The first half of the past decade was, by and large, a good time for the Egyptian industry. Under Sameh Fahmy, the country's technocratic oil minister, government institutions were streamlined and new ones created to encourage exploration of new areas such as the Mediterranean and the southern desert; the once-onerous process of awarding acreage to foreign companies was speeded up and tax incentives were introduced. This period also saw the emergence of a gas-export industry – its crowning glory the two liquefied natural gas (LNG) plants, at Idku and Damietta, on the Mediterranean coast.
This intensive period of exploration is beginning to bear fruit. Proved oil reserves rose by 5% during the 2008-09 fiscal year, reaching 4.4bn barrels at the end of June. Proved natural gas reserves had risen to 77.2 trillion cubic feet (cf) by July last year, an increase of 1.2 trillion cf on the previous year, putting Egypt in the middle tier of gas-rich countries, which includes China, Malaysia and Kazakhstan.

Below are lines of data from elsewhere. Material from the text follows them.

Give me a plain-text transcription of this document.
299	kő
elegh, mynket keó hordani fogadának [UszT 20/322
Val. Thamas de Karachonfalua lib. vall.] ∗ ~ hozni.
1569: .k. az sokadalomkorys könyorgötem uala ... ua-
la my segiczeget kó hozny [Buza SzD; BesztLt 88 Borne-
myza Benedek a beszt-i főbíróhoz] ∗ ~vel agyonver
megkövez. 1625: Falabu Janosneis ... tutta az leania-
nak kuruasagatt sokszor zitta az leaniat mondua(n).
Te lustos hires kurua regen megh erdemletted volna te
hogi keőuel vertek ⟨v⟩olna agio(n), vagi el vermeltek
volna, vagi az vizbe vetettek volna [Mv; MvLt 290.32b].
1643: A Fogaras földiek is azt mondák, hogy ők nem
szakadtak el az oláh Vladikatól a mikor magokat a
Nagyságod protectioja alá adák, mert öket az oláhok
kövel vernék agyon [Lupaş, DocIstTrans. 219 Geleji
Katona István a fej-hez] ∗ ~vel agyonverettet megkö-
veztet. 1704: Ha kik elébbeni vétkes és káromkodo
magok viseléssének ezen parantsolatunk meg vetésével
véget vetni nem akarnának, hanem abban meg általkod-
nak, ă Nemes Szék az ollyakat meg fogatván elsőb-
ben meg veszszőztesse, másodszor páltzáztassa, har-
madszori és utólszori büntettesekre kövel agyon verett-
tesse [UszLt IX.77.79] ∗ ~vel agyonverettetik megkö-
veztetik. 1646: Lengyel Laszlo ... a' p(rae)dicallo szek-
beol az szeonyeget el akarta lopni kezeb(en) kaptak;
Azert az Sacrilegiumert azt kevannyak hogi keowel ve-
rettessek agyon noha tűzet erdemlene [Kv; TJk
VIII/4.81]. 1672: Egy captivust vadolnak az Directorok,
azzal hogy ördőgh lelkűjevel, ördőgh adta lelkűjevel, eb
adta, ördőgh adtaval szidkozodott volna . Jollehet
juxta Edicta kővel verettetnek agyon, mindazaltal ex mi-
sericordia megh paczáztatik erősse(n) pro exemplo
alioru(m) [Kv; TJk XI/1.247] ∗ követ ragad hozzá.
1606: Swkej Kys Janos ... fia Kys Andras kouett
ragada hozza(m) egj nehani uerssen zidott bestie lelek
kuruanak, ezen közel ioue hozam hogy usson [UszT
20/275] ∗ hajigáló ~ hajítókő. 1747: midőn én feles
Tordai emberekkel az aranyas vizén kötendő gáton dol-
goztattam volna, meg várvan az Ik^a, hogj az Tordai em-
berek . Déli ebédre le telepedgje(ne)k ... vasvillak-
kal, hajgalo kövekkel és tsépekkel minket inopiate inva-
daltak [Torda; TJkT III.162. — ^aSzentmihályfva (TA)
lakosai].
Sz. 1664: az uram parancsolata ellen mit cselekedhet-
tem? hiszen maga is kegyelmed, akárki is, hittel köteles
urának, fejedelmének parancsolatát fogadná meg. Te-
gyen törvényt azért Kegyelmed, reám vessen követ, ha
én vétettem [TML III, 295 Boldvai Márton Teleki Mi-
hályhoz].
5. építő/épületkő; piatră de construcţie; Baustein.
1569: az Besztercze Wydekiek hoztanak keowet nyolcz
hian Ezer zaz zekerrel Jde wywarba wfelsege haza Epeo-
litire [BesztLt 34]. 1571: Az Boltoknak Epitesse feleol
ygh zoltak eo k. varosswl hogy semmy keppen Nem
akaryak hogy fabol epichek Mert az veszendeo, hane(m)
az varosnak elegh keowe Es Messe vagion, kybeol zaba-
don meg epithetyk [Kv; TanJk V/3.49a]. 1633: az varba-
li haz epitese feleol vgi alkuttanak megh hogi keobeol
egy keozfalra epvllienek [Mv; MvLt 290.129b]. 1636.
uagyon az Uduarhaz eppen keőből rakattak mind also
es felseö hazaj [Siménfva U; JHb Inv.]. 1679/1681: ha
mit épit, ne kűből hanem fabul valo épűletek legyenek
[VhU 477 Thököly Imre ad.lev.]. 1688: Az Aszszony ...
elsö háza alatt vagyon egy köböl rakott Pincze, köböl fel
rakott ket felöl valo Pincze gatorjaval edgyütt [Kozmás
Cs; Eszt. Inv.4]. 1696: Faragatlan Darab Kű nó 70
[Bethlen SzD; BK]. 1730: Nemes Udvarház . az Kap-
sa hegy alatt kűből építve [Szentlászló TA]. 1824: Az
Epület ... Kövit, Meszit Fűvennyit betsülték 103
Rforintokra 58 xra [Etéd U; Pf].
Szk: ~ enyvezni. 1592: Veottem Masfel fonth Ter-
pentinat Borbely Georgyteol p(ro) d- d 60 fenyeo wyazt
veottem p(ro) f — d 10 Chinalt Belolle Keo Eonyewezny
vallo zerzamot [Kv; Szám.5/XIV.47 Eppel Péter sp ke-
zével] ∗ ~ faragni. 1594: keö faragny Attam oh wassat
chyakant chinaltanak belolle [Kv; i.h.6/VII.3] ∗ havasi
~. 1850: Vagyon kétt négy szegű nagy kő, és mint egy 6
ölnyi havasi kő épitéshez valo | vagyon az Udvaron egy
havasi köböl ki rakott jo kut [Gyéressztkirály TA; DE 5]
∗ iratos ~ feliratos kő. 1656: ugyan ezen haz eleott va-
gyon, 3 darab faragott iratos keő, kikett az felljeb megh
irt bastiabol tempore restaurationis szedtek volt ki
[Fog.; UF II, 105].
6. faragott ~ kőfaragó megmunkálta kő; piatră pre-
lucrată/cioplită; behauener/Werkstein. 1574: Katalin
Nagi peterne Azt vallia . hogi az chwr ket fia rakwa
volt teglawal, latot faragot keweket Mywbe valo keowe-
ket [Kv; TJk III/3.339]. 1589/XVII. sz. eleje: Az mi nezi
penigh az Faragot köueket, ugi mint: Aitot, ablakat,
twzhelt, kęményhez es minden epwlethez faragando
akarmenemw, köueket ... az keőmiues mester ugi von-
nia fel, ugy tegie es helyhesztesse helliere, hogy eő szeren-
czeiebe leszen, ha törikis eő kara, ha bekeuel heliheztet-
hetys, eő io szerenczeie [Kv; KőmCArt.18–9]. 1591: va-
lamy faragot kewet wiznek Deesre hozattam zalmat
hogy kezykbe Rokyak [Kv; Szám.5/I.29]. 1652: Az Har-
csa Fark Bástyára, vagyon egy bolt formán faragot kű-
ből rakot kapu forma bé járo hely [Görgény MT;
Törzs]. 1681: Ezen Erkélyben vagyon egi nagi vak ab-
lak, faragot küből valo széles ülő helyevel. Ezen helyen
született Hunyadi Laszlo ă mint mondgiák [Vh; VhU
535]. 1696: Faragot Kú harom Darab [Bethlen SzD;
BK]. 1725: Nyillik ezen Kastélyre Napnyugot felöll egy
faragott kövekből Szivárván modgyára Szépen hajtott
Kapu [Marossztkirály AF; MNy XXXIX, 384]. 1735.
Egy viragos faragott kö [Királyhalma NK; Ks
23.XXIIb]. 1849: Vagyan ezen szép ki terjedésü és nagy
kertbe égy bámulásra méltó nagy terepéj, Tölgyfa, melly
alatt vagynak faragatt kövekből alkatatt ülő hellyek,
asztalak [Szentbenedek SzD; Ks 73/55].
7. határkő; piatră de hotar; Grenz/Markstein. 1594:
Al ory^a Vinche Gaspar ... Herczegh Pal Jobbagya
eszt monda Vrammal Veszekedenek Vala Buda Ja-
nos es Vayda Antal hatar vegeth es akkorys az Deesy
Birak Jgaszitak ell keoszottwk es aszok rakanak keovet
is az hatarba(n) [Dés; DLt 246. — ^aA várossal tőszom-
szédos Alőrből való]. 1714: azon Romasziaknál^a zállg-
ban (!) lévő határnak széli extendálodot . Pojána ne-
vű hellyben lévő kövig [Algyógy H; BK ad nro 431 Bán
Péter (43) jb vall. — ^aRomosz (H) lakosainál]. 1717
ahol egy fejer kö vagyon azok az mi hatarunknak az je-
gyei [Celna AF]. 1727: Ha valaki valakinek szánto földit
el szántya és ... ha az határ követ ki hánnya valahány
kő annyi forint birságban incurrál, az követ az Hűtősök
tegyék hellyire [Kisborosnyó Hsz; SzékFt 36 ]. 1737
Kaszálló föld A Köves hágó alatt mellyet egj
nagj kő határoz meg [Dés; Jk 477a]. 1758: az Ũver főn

Gas production reached about 2.1 trillion cf in 2008 (see Figure 2). About 30% of this is now exported – mostly as LNG or through the Arab gas pipeline to Jordan. But the domestic gas market is growing quickly, fuelled in part by Egypt's fast-growing population of more than 80 million. In the five years to 2012, power demand is expected to have risen by more than a third.
Strong domestic energy demand has in turn put a political onus on the government to husband its gas wisely. During the high energy prices of 2008, opposition parties also claimed the government was losing money because of unfavourable export contracts. The twin pressures led to a freeze on any new export deals, forcing the Spanish-Egyptian consortium, Segas, to put on hold plans to expand its Damietta LNG facility. The government is expected to review its decision this year.
The Egyptian government retains an equivocal relationship with foreign investors. While the property seizures of past decades are now few and far between, the authorities can still subject foreign firms to arbitrary rulings – as they did 18 months ago with a 20% tax on companies based in local free zones, which led Egyptian Kuwaiti Holding to abandon plans for a $2.2bn refinery at Ain el-Sokhna. The decision was a response to local unrest over rising food and fuel prices, and was taken to pay for an increase in certain subsidies and public-sector pay.
Despite its subsequent volte face over gas prices, the government is still reluctant to improve the terms on offer to IOCs. It is stuck between appeasing public pressure and balancing its budget; and maximising long-term revenues by encouraging foreign energy investment.
Yet despite the occasional bumpy period, Egypt's reserves and production continue to climb. The results of November's bid round should indicate how willing IOCs are to take the rough with the smooth.